L’effervescence politique ne laisse pas les Séfarades indifférents. Informés par leurs coreligionnaires du Sud-Ouest que ces derniers participent aux élections des députés pour la convocation des Etats Généraux en mai 1789 et que ceux d’Alsace, par l’influence de Cerf Berr, préparent un cahier de doléances, ils se sentent frustrés. Après l’effondrement de la monarchie absolue, apprenant que l’Assemblée nationale constituante prépare une déclaration sur la citoyenneté, ils décident de s’unir aux Allemands pour revendiquer leurs droits. Les israélites parisiens constituent un comité composé de onze représentants dont quatre Portugais. Tous espèrent que « dans cet Empire, qui est notre patrie, le titre d’homme nous garantit celui de citoyen ; et le titre de citoyen nous donnera tous les droits de Cité, toutes les facultés civiles, dont nous voyons jouir, à côté de nous, les Membres d’une Société dont nous faisons partie15. » Pour la première fois, ils s’érigent contre les préjugés et aspirent à l’émancipation politique, juridique et sociale. Cependant, leurs doléances ne sont pas encore entendues par l’Assemblée. Impatients, revendiquant leurs Lettres patentes et soutenus par les Juifs bordelais, ils se désolidarisent des Allemands et multiplient les contacts avec des députés favorables à leur cause.

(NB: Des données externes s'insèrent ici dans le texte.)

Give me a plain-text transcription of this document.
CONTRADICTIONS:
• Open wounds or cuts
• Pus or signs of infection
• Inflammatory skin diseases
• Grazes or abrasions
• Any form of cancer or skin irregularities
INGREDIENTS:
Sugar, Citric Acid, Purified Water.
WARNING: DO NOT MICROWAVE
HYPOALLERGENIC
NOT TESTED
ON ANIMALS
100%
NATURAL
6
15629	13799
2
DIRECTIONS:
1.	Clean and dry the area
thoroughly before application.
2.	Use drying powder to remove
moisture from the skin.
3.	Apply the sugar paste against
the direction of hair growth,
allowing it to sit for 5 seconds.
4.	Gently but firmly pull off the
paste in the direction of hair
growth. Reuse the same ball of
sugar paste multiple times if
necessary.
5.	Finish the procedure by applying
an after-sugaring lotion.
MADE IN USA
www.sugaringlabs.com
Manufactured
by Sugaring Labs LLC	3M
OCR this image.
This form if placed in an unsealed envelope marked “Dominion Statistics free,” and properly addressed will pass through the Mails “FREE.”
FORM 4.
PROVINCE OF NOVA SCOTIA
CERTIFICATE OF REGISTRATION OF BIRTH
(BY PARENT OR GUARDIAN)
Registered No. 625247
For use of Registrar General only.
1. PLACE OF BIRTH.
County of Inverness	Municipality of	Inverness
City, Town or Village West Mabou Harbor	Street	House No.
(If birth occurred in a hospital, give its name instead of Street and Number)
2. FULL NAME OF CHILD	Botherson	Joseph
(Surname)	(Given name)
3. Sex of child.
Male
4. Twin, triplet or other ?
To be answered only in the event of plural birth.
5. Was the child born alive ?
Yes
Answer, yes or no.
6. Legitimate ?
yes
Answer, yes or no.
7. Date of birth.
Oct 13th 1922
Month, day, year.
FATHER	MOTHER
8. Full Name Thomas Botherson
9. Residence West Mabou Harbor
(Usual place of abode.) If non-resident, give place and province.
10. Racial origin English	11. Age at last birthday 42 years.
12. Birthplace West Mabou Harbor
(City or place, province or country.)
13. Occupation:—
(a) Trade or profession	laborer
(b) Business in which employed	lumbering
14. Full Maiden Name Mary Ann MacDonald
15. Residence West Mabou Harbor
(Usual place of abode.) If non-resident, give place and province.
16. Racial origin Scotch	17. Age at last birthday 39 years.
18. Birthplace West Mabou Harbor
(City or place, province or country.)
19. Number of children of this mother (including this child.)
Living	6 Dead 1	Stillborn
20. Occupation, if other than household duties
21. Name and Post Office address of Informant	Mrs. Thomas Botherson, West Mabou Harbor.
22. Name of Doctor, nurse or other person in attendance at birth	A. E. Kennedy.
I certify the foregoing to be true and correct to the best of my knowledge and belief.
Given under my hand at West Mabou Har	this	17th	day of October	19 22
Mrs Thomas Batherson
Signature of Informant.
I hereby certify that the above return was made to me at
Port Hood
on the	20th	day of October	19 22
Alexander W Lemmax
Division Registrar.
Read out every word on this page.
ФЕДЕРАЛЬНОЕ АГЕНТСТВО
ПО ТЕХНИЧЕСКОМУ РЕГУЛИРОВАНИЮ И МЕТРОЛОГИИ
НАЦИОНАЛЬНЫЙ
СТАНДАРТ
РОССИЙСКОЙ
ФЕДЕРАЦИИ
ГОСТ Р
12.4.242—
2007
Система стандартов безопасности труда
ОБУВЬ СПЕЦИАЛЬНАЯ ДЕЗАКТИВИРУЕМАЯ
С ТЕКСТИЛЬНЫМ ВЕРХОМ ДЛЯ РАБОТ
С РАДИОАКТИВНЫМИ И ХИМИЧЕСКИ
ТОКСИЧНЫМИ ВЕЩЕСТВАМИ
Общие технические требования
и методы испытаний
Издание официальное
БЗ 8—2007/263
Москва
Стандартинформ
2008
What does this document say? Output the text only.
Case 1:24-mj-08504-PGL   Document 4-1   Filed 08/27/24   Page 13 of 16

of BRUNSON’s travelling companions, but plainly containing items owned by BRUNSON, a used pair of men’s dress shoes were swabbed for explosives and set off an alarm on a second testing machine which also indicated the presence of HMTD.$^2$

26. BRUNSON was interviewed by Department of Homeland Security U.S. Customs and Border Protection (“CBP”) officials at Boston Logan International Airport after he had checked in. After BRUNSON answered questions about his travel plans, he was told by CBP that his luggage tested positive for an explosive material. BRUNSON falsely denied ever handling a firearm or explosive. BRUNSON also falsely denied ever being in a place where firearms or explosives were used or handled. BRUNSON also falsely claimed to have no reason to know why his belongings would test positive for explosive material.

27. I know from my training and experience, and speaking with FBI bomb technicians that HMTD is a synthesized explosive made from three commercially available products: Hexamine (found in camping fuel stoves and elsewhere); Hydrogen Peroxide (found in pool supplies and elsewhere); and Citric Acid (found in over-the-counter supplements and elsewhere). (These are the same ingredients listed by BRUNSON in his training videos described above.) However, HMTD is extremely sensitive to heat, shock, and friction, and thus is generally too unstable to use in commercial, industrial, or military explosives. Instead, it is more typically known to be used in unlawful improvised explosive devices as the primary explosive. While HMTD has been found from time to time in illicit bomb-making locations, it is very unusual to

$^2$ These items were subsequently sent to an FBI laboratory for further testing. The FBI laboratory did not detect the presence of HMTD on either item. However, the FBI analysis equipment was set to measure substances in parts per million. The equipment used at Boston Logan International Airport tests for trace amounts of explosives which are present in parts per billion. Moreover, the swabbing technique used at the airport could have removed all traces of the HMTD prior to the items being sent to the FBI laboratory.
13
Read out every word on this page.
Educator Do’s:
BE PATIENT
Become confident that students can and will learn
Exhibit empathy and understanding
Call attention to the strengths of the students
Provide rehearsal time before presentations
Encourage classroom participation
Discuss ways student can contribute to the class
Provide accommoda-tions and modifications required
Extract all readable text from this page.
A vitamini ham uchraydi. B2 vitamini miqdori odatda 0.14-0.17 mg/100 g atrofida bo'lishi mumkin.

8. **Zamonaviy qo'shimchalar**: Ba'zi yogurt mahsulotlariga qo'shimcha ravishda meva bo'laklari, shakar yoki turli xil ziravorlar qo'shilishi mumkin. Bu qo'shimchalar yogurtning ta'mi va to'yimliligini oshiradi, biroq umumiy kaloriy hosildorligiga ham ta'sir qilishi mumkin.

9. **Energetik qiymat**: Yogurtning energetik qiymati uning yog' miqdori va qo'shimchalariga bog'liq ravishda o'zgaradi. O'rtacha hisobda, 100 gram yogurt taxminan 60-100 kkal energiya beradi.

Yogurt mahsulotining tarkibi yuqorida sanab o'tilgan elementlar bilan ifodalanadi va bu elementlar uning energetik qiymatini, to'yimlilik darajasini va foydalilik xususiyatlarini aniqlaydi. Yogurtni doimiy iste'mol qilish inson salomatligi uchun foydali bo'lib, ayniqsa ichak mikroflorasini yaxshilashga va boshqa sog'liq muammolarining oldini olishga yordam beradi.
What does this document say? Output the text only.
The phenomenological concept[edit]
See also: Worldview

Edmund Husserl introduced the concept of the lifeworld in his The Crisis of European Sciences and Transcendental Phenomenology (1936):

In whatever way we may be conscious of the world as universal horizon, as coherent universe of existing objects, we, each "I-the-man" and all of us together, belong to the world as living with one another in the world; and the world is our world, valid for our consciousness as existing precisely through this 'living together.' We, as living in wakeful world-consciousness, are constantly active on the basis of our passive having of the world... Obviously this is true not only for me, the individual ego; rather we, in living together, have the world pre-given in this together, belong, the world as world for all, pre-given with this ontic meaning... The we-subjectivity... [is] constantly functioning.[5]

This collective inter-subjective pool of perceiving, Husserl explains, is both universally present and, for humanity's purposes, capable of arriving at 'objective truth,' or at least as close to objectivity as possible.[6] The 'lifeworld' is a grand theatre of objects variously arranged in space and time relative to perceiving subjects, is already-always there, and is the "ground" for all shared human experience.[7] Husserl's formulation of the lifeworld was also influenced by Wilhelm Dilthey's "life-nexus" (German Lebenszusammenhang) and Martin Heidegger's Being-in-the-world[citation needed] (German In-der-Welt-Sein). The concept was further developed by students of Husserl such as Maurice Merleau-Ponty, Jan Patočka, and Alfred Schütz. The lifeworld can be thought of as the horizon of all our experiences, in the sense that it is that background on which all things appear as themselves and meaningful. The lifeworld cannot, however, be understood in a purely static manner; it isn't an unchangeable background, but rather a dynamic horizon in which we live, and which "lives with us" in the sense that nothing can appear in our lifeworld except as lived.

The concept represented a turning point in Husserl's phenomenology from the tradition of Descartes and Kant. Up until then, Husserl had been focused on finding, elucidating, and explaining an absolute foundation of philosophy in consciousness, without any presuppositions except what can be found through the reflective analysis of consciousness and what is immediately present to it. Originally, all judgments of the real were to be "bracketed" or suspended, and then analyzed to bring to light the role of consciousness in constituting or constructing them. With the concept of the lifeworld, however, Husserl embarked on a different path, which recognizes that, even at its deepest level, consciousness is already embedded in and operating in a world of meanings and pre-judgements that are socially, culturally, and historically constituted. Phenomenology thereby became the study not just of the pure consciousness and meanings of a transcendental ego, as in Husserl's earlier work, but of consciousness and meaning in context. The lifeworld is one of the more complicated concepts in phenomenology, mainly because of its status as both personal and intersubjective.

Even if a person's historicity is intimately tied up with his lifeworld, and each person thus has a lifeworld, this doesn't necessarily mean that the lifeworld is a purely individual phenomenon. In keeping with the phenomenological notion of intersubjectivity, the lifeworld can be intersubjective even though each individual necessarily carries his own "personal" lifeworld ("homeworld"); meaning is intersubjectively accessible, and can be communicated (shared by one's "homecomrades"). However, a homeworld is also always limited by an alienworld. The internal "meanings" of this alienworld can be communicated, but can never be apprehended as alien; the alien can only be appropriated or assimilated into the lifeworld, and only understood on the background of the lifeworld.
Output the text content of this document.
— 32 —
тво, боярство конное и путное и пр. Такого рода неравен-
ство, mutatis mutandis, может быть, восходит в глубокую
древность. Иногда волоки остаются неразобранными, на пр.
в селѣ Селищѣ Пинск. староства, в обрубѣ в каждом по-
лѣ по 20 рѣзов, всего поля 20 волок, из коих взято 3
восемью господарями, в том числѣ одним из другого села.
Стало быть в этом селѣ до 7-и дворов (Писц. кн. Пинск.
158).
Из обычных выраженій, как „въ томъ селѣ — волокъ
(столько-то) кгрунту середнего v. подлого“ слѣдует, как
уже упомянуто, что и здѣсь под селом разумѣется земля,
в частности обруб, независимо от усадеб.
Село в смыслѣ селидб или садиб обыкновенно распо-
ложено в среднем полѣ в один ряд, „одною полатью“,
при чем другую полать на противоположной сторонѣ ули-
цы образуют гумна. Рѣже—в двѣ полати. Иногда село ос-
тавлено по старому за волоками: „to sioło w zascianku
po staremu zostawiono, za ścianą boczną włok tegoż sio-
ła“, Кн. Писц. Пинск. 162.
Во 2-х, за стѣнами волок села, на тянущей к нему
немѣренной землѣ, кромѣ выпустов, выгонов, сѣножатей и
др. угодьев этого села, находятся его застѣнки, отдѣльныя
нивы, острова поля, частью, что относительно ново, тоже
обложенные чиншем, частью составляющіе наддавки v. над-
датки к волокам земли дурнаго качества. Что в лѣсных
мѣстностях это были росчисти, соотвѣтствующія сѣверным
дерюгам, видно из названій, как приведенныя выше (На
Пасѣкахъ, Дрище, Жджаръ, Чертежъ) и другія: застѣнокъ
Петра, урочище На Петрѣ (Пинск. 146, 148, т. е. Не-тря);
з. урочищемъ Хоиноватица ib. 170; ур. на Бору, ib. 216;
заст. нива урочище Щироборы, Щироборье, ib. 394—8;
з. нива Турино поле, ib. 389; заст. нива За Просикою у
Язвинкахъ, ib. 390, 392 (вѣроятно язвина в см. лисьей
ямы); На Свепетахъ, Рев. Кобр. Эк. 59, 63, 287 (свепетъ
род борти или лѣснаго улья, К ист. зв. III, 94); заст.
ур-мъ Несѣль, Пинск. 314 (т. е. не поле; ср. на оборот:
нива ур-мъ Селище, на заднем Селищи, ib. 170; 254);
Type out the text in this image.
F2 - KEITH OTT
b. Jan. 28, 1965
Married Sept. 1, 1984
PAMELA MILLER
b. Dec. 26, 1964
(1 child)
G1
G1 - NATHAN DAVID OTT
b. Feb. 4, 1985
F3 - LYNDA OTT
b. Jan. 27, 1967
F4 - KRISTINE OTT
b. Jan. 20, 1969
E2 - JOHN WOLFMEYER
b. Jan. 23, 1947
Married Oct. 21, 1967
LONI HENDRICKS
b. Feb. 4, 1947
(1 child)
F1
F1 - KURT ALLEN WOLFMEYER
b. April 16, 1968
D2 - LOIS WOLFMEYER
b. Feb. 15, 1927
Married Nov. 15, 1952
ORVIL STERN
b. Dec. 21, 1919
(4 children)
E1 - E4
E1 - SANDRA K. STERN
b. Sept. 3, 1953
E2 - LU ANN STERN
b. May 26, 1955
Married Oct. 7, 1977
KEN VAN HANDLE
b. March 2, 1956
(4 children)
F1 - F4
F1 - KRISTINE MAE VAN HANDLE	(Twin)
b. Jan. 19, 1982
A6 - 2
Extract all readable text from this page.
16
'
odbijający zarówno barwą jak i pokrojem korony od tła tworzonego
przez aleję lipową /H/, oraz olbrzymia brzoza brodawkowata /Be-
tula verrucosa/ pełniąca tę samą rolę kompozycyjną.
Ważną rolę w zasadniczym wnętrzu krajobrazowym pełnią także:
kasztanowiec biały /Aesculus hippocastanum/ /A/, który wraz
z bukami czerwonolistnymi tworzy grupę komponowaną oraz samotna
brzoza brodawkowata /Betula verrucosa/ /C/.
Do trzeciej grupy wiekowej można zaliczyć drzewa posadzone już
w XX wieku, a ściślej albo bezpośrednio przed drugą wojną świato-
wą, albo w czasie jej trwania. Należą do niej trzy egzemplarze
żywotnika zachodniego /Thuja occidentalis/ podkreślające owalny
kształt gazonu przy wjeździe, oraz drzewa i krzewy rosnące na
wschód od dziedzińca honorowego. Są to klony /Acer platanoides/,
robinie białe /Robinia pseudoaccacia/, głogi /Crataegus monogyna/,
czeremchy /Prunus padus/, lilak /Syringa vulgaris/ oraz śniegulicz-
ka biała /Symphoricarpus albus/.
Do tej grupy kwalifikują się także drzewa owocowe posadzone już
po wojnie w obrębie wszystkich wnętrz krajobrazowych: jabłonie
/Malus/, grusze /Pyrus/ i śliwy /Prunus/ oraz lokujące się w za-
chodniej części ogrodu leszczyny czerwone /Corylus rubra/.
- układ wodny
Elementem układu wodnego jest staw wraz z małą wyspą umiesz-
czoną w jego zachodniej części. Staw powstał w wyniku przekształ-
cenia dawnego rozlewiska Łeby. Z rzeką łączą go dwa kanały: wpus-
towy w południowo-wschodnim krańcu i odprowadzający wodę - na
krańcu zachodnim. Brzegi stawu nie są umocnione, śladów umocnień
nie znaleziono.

Au nom de la Nation portugaise, les Bordelais Salomon Lopès Dubec et David Gradis rédigent un mémoire et le soumettent à l’Assemblée le 27 janvier 1790. Le lendemain, au terme d’un débat houleux, par 374 voix contre 224, les Séfarades sont officiellement émancipés et « jouiront des droits de citoyens actifs. » (Décret de 1790) Cette date historique retiendra l’attention de Daniel Osiris qui la fera graver sur l’une des plaques du temple Buffault. Quant aux Allemands, leur émancipation est plus tardive : le 28 septembre 1791.
Le cimetière en 2010.
7 - Maurice Liber et Alexandre Marx,
« Le séjour d’Azoulai à Paris. », Revue des Etudes juives, tome 65, 1913, p. 258. 8 - François Lustman, De l’émancipation à l’antisémitisme : Histoire de la communauté juive de Paris 1789-1880, Paris, Honoré Champion, 2006, p. 50-52. 9 - Mardochée Venture, Prières journalières à l’usage des Juifs espagnols et portugais, Nice et Paris, 4 volumes, 1772-1783.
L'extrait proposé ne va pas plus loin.